Clay began working in the hotel industry and remained true to his gift and calling for over 60 years. He worked at the Penn Tower Hotel, The Philadelphia Convention Center, The Sheraton Hotel, Bogart’s Restaurant as well as various catering companies throughout the city. He was featured in the Penn Tower marketing brochure, dressed in a tuxedo doing what he loved to do. He had a gift for preparing, and serving food and people. He could make you feel like you were his top priority when you were with him. He was proud of his work, he was gifted to serve, and he moved with dignity and respect. He was always ready to lend a helping hand and did so very often. Clay worked hard and made sure that he did not have to go without and stressed the importance of good work ethic to everyone.

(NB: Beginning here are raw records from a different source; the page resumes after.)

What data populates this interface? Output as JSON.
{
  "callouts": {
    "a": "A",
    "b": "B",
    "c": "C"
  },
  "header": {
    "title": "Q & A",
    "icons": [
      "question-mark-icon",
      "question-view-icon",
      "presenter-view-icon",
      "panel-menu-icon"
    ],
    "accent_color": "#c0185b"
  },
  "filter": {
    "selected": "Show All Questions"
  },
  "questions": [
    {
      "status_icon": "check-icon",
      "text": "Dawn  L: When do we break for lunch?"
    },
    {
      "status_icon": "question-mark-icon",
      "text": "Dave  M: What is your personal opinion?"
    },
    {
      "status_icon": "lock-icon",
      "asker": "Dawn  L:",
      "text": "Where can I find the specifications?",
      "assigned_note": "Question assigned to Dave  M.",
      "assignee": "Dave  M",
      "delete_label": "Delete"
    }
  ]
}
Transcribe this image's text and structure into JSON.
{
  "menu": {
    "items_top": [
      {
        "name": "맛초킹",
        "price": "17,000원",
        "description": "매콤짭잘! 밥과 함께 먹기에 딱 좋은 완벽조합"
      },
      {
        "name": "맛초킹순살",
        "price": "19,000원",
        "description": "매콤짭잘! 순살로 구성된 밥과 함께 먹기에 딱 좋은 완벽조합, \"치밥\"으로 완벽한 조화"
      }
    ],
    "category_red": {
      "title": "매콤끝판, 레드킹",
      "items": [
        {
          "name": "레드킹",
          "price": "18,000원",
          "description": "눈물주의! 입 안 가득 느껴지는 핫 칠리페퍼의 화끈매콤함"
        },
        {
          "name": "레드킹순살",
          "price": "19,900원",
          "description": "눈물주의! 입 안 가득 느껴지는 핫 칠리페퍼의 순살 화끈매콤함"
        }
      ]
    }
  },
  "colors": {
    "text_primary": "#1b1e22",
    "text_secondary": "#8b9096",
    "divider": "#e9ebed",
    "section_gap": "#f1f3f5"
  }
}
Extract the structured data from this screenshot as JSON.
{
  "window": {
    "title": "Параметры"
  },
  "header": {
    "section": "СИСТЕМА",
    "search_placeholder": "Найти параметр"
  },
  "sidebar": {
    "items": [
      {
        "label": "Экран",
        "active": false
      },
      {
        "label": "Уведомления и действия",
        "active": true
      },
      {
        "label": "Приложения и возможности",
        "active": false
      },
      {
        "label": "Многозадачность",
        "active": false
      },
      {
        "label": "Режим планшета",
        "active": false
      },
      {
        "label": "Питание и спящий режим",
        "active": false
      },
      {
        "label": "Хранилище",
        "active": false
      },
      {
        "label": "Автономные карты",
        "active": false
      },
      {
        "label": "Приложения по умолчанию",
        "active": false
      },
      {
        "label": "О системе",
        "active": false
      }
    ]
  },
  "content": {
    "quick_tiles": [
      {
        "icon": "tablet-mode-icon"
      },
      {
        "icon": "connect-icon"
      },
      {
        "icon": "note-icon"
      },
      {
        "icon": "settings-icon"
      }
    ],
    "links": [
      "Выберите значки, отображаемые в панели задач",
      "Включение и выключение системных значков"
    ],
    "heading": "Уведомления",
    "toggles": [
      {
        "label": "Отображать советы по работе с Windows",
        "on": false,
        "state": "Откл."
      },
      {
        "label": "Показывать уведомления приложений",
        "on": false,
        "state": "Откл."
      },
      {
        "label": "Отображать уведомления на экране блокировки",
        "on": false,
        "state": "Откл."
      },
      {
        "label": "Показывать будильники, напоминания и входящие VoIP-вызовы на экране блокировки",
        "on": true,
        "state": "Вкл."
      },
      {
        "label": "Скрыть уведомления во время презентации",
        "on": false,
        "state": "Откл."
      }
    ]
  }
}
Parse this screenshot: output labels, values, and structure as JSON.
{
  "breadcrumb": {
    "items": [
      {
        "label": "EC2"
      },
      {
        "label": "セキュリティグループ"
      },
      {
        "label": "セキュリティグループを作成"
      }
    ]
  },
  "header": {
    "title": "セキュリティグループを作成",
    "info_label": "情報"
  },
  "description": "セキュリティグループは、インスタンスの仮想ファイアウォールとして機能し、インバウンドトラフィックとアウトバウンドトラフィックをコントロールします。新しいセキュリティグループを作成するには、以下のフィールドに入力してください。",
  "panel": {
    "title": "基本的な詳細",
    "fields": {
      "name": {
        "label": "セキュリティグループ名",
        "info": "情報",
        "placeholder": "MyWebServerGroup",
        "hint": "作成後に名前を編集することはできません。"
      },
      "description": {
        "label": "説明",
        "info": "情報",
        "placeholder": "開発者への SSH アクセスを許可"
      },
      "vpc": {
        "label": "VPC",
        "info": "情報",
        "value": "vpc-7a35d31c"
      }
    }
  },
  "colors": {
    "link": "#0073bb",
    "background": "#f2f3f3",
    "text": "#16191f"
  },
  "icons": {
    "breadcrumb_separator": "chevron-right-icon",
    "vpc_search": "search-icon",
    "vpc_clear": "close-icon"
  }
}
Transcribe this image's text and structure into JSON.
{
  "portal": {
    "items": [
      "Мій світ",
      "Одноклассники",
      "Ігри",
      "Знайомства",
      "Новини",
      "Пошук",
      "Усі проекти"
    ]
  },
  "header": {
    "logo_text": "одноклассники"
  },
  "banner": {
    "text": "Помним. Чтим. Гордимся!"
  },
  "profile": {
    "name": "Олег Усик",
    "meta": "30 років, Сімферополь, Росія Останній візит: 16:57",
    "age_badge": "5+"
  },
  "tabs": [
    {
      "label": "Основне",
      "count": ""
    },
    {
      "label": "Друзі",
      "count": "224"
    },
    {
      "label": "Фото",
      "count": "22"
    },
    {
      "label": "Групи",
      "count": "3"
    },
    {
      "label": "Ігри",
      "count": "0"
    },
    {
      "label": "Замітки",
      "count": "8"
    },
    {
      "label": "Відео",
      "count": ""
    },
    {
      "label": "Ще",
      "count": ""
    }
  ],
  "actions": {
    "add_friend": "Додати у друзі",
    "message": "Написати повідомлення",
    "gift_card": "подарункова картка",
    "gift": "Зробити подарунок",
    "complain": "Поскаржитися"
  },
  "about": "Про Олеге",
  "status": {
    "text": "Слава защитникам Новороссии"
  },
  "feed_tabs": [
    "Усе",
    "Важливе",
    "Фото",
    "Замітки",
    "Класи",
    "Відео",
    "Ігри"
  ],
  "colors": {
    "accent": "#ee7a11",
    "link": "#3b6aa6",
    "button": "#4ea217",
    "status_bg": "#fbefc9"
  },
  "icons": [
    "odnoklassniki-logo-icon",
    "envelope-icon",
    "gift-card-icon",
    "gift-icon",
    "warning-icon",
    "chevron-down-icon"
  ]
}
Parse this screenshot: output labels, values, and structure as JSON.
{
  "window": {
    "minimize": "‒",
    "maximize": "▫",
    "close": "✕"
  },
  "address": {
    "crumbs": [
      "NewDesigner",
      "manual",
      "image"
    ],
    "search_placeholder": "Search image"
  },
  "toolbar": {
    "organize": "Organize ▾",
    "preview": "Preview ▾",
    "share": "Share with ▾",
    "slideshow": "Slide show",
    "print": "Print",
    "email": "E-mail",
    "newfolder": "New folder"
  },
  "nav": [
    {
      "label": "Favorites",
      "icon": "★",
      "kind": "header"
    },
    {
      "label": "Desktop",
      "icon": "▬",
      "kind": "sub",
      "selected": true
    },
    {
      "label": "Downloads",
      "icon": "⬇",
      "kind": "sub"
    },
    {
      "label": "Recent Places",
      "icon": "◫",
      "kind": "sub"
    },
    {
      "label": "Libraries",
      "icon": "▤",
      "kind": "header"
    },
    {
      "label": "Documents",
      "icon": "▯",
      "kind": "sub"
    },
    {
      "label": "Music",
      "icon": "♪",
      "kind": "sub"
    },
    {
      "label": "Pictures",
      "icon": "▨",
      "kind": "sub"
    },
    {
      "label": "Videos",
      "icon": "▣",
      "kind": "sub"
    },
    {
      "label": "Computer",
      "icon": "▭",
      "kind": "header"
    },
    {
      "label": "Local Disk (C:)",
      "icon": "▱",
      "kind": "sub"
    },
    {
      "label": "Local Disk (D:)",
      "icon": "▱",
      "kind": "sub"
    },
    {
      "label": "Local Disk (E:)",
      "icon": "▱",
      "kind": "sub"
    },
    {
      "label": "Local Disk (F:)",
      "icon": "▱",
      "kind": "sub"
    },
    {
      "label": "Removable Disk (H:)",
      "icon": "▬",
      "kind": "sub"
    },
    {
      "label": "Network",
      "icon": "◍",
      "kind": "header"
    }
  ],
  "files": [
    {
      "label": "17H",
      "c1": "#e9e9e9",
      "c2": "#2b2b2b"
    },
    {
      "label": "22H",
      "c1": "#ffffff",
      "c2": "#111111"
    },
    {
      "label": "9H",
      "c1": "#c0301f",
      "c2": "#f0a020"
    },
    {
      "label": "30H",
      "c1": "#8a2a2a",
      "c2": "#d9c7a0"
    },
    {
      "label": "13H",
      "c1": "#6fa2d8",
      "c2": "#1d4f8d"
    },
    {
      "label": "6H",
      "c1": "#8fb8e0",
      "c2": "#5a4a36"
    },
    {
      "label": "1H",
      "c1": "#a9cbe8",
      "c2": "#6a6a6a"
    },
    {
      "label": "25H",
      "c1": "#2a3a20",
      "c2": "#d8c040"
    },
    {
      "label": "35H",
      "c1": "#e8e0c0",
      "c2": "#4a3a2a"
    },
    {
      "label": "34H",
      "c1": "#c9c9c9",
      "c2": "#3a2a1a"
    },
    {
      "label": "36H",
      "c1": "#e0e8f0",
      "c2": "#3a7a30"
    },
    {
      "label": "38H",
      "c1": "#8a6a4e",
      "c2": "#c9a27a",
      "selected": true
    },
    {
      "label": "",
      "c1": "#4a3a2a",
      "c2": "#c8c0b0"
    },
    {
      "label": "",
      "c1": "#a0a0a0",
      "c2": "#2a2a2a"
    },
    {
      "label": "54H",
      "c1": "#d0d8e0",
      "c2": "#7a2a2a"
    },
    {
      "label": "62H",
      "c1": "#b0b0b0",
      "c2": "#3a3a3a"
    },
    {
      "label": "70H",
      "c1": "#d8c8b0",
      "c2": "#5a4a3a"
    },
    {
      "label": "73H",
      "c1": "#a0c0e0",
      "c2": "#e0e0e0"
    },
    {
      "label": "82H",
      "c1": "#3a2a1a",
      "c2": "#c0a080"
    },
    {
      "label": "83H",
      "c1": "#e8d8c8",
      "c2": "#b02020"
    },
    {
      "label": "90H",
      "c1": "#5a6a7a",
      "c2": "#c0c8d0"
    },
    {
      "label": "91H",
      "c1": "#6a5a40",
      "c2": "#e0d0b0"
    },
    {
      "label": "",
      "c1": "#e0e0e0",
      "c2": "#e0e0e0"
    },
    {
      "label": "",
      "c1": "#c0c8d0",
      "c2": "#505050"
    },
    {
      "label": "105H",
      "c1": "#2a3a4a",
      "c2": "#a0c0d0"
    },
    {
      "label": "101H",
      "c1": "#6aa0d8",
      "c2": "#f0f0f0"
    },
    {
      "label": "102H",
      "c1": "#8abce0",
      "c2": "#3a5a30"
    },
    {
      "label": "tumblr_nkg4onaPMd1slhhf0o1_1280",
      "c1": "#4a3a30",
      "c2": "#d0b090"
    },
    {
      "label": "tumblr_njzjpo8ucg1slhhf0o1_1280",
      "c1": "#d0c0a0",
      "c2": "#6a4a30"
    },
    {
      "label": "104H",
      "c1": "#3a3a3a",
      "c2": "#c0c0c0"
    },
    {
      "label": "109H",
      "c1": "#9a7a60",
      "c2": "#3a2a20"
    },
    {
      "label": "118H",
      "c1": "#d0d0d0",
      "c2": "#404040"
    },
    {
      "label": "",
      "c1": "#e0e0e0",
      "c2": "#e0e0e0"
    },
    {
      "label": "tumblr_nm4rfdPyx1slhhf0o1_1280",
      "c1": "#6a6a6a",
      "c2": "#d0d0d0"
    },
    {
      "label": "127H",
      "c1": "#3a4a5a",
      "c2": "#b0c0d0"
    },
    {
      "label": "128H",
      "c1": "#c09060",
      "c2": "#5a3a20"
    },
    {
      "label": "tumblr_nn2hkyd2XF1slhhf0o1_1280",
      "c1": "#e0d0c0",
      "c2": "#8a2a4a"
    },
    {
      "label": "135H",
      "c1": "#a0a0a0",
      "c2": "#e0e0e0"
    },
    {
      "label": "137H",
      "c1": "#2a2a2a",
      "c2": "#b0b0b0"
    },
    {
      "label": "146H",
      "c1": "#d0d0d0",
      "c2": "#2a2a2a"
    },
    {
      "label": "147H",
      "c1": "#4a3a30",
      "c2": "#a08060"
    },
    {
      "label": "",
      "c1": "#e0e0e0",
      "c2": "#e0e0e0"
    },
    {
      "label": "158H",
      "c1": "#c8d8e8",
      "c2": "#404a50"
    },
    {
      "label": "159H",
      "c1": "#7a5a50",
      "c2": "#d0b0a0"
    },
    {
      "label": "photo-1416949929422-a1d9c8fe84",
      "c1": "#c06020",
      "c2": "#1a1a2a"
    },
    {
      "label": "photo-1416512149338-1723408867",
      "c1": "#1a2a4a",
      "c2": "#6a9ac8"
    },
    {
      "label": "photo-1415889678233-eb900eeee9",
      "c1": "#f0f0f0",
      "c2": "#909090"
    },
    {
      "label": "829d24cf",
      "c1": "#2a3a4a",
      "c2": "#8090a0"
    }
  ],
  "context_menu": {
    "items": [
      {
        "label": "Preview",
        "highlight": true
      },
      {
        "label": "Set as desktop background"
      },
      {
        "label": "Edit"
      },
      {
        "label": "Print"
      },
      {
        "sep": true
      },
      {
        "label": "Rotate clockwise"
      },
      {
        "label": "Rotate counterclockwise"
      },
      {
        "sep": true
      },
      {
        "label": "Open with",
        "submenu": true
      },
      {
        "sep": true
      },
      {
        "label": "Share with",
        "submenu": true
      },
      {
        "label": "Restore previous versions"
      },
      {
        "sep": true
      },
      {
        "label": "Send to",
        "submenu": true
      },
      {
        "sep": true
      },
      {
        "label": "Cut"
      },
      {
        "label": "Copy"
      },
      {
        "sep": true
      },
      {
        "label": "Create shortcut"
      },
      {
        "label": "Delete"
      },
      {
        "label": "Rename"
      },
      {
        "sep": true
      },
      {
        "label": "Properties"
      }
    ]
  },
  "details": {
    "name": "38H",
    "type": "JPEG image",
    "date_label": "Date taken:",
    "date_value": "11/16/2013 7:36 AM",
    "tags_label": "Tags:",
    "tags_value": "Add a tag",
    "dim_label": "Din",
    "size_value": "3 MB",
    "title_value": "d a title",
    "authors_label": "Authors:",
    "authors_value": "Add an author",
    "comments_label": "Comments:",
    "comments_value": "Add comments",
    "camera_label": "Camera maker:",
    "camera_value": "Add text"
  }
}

Clay’s companion of 34 years, Clara Glenn preceded him in death. Clay had three children; John, Delma, and McCleary Jr. (Lil’ Clay). Both of his sons preceded him in death. Clay loved his children and was always honored to converse about them and what they meant to him. He always enjoyed spending time with his family. He loved family reunions, cookouts, holiday gatherings and being in the presence of his nieces and nephews laughing, joking, and having a good time. He was always both real and relevant. He would shock you with the latest song or slang and get the most hardy laugh ever. He was dependable and fun to be around. When he was not at work, he would watch basketball and he was well versed about the players and their stats. He had a personality and a smile that could just draw you in but he would put you in line in a heartbeat if you got out of order with him.
He had many friends and he loved and respected them all but his siblings especially his brothers meant the world to him. He talked often to his brothers and hung out often.even to the very end . One of their favorite pastimes as brothers was to sit and share a meal together. They stuck together through thick and thin. The brothers worked together in two family businesses’ Scotty’s on 52nd Street, and most recently at the Crimson Cafe. Those times were special because although that was work, it was also a time to connect, to bond, and to support each other.
We consider it an honor to have been able to love and enjoy Clay. He was truly one of a kind . We will cherish his memories and ensure that his legacy lives on through us.